One of my hobbies is family history research, which I do when I can between everything else. Recently I’ve been researching two families from Cornwall, partly because the Cornwall Online Parish Clerks website has an extensive database and easy-to-use search.
One of my great-great-great-great-grandmothers had the surname Trevaskis. Except that it appears as Trevascus on her baptism record in 1798. The baptism records for that parish record a Trevaskes in 1693, then Trevascus (1708), Treveskeys (1711), Trevascas (1768), Trevaskis (1780), Trevaskus (1780) and Trevarcus (1785). Then in 1819, everyone decided that they were going to use the spelling Trevaskis. It is possible that these were different families, each with their own spelling, and that the others died out, but I doubt it. The family which used the spelling Trevaskis in 1819 previously used Trevascus in 1804 and 1807, Trevaskus in 1809, Trevascus again in 1811 (two records, for Jennifer and Jenifer), Trevascus and Trevaskus in 1814 (two records for one child), Trevaskis and Trevaskus in 1816 (two records for another child) and finally Trevaskis in 1819 (two records, for Margaret Trevaskis and Margaret Edwards Trevaskis).
But we can’t blame the families for this. There was less standardisation of spelling in general, and the information which I am seeing on the internet has gone through at least two sets of ears/eyes, brains and hands – the vicar or parish clerk of the day and the volunteer transcriber of recently. The database search allows for wildcards – I found all of the above (as well as Trevanen and Trevorrow, each with a smaller number of variants) by searching for trev%. (PS the website says, in the small print: “We make no warranty whatsoever as to the accuracy and completeness of the data”.)

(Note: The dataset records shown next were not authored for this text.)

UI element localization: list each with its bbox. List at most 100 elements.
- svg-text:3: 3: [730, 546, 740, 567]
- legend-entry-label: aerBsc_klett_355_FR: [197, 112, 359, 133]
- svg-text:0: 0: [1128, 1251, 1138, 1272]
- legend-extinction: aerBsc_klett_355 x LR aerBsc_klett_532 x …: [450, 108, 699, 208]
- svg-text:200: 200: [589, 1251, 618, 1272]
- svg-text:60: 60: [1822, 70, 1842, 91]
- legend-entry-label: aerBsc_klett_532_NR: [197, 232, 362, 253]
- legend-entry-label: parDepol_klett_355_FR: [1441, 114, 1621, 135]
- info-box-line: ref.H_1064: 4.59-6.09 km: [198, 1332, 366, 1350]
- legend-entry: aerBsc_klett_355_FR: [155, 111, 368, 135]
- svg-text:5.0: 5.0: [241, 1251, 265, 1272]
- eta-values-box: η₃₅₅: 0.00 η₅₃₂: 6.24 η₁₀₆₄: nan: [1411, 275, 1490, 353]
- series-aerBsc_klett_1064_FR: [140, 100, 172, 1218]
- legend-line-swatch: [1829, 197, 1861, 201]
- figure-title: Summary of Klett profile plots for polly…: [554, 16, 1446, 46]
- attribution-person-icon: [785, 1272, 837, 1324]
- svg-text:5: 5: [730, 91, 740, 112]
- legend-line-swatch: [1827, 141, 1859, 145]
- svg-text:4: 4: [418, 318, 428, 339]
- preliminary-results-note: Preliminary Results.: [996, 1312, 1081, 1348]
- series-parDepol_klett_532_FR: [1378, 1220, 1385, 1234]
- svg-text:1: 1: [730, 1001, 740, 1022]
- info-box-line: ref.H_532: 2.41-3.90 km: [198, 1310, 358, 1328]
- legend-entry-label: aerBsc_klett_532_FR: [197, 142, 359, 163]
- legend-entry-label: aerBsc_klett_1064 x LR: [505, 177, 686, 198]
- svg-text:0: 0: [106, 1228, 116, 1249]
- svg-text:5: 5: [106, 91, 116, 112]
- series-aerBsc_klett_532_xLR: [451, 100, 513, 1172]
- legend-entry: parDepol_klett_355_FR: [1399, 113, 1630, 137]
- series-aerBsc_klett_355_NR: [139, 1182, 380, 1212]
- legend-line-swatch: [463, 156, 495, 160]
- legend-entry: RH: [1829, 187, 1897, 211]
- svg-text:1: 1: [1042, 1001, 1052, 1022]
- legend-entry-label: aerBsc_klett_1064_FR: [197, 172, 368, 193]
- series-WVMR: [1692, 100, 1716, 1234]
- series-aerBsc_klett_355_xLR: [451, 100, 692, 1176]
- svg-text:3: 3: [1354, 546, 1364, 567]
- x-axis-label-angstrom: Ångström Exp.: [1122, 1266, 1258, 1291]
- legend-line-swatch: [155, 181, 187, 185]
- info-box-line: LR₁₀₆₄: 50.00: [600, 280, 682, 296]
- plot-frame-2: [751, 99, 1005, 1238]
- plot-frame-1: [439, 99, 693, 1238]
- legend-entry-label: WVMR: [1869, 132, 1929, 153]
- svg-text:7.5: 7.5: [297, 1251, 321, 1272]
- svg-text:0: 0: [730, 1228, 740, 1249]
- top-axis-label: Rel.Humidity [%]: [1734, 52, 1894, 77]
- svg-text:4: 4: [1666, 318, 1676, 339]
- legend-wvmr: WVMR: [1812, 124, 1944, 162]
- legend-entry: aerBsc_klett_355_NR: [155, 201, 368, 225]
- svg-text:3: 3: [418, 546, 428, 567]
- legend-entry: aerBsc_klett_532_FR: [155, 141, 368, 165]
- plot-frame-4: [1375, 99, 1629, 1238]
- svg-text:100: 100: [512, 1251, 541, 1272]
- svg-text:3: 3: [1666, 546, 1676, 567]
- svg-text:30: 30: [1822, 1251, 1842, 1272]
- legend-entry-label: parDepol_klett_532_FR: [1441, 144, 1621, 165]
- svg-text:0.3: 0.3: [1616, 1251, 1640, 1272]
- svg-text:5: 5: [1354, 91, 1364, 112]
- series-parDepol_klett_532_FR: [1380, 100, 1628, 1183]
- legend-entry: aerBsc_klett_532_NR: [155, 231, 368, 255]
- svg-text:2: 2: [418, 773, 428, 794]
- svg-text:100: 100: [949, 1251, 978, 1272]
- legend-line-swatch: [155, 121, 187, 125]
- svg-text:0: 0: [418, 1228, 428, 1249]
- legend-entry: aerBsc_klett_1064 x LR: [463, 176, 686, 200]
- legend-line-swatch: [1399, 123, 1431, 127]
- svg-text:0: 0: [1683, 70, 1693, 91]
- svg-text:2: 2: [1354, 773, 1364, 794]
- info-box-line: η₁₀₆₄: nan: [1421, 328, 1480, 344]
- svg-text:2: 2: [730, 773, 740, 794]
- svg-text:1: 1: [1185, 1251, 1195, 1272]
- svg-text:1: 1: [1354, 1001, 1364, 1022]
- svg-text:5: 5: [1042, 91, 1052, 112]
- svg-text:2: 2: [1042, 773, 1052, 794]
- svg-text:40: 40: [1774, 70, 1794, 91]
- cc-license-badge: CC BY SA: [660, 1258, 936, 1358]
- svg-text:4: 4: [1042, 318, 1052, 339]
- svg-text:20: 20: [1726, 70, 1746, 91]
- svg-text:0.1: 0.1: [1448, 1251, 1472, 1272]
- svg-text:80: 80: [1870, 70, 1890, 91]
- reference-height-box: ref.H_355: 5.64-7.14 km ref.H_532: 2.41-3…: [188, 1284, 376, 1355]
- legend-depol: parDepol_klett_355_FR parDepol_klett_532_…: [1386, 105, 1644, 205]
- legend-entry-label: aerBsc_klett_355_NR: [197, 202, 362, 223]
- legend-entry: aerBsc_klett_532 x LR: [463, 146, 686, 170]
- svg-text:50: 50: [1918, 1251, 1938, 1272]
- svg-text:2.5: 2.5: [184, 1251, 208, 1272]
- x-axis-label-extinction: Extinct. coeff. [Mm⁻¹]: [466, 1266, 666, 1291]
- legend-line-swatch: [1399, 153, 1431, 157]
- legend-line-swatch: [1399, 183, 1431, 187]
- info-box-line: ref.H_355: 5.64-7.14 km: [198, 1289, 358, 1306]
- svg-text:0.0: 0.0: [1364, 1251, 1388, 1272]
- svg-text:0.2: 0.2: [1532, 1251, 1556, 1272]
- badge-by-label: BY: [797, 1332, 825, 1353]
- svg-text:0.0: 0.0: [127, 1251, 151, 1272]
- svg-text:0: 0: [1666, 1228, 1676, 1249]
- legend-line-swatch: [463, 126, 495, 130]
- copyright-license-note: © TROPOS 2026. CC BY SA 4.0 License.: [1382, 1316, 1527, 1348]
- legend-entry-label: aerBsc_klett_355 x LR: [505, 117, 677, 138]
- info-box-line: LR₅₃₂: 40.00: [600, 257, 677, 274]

I’ve discovered branches of the family which I either didn’t know existed, or only had the most basic information for. But sometimes I hit a brick wall. One great-great-great-grandmother was married in 1855 and came to Australia in 1857. Is she the girl of that name baptised in that village on 12 Apr 1835, or the one of the same name baptised in the same village on 17 April 1836? Or was she one of the six other girls of the same name baptised elsewhere in Cornwall in those two years, or was she older or (possibly) younger than that? (And it’s not the case that the first one died young and the parents gave the second one the same name – the two have different parents.) I may never know. It also does not help that there was a limited supply of given names, and most children only had one given name – this one had a middle name, and there’s still that choice. (But I did find another ancestress (and more of her family) because of a very unusual middle name.)
By the way, my ancestry is English and probably Welsh on my father’s side, and Scottish, Scots-Irish, Irish (probably Scots-Irish) and Cornish on my mother’s. Various great-, great-great- and great-great-great-grandparents came to Australia between the 1840s and 1880s. We know almost of the great-great-great-grandparents’ names, with a greater or lesser amount of details, and with some families traced beyond that. Most of what I’ve done is collating information from other family members, plus some research of my own.